G The New World’s great contribution to the Old is in crop plants. Maize, white potatoes, sweet potatoes, various squashes, chiles, and manioc have become essentials in the diets of hundreds of millions of Europeans, Africans, and Asians. Their influence on Old World peoples, like that of wheat and rice on New World peoples, goes far to explain the global population explosion of the past three centuries. The Columbian Exchange has been an indispensable fac­tor in that demographic explosion.

H All this had nothing to do with superiority or inferiority of biosystems in any absolute sense. It has to do with environmental contrasts. Amerindians were accustomed to living in one particular kind of environment, Europeans and Africans in another. When the Old World peoples came to America, they brought with them all their plants, animals, and germs, creating a kind of environment to which they were already adapted, and so they increased in number. Amerindians had not adapted to European germs, and so initially their numbers plunged.

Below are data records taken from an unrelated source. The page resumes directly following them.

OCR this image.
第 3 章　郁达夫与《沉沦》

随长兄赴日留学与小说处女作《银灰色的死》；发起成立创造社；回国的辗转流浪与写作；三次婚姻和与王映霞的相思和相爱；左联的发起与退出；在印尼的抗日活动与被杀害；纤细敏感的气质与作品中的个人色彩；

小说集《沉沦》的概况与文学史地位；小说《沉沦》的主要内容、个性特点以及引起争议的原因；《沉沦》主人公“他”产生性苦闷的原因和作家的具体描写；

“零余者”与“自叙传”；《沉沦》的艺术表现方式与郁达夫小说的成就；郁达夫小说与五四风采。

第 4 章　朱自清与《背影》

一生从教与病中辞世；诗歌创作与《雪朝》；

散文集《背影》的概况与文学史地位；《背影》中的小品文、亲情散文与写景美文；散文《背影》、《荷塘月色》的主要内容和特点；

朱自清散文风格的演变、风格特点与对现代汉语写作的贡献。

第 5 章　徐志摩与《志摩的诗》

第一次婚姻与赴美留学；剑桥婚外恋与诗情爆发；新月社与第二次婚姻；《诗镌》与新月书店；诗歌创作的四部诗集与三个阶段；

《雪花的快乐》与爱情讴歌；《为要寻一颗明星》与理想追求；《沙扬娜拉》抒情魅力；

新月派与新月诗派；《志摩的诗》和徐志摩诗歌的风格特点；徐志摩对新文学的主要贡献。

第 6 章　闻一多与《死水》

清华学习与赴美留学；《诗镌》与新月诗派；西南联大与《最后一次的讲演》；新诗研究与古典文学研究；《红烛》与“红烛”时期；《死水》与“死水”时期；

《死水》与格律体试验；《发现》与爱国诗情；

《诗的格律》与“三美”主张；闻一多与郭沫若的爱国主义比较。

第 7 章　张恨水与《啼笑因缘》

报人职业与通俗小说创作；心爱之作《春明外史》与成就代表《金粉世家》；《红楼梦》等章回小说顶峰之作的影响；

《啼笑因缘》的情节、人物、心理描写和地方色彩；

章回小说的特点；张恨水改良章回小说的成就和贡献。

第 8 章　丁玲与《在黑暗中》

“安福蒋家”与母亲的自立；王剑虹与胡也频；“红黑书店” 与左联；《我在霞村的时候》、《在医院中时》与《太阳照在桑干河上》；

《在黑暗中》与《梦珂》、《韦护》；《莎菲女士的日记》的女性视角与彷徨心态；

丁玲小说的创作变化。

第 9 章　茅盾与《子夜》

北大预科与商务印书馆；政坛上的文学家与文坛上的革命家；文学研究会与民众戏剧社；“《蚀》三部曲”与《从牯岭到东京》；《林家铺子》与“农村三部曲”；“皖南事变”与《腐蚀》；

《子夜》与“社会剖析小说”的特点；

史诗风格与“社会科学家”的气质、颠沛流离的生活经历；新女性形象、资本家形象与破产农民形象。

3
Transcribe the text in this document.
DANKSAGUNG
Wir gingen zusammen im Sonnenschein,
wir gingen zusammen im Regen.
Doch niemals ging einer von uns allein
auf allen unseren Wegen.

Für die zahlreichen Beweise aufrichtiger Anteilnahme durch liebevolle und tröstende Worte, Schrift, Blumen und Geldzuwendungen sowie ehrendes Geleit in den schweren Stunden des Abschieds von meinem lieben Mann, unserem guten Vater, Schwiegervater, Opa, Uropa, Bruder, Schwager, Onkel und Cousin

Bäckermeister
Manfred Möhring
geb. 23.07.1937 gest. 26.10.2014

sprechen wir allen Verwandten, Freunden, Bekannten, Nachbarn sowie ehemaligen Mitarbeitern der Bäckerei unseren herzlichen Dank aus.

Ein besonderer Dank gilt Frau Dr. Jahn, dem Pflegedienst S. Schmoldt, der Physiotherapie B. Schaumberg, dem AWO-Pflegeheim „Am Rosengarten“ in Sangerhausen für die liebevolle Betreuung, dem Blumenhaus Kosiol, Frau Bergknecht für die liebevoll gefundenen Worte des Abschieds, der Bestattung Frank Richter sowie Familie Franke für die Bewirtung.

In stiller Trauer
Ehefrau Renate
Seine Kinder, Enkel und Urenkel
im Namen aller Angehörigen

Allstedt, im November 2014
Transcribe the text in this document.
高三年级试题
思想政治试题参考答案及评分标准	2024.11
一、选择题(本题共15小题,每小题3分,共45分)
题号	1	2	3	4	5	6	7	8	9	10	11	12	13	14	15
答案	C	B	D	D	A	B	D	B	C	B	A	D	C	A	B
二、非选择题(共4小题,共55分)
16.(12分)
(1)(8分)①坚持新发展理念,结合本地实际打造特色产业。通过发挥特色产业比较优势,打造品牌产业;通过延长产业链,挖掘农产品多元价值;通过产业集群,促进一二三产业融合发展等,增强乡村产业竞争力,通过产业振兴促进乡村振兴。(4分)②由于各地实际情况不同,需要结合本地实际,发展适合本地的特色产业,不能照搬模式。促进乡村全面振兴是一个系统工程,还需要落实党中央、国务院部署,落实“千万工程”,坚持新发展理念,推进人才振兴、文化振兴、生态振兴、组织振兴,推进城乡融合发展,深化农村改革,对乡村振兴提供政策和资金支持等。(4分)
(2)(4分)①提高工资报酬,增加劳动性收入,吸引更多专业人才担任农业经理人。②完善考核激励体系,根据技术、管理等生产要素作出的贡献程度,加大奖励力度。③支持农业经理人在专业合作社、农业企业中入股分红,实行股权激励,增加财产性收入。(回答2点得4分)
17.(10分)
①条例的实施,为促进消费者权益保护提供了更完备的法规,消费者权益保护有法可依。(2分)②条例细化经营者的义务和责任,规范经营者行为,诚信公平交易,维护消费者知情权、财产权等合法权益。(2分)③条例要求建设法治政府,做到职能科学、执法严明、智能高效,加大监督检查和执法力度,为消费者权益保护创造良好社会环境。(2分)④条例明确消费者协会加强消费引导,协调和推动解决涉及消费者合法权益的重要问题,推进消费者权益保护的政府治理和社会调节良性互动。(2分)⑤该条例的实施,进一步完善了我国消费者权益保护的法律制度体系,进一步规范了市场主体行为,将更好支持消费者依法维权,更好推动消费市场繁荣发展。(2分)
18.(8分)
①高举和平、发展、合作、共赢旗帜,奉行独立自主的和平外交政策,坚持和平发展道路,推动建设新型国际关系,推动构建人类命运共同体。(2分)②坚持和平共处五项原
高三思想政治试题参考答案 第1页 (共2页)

That decline has reversed in our time as Amerindian populations have adapted to the Old World’s environmental influence, but the demographic triumph of the invaders, which was the most spectacular feature of the Old World’s invasion of the New, still stands.

Which paragraph contains the following information?

A description of an imported species that is named after the English colonists

The reason why both the New World and Old World experienced population growth

The formation of new continents explained

The reason why the indigenous population declined

An overall description of the species lacked in the Old World and New World

A description of some animal species being ineffective in affecting the Old World

An overall explanation of the success of the Old World species invasion

An account of European animals taking roots in the New World

Do the following statements agree with the claims of the writer in Reading Passage?

TRUE if the statement agrees with the information
FALSE if the statement contradicts the information
NOT GIVEN If there is no information on this

European settlers built fences to keep their cattle and horses inside.

The indigenous people had been brutally killed by the European colonists.

America's domesticated animals, such as turkey, became popular in the Old World.

Crop exchange between the two worlds played a major role in world population.

Answer the questions below using NO MORE THAN THREE WORDS from the passage for each answer.

Who reported the same story of European diseases among the indigenes from the American interior?

-

What is the still existing feature of the Old World's invasion of the New?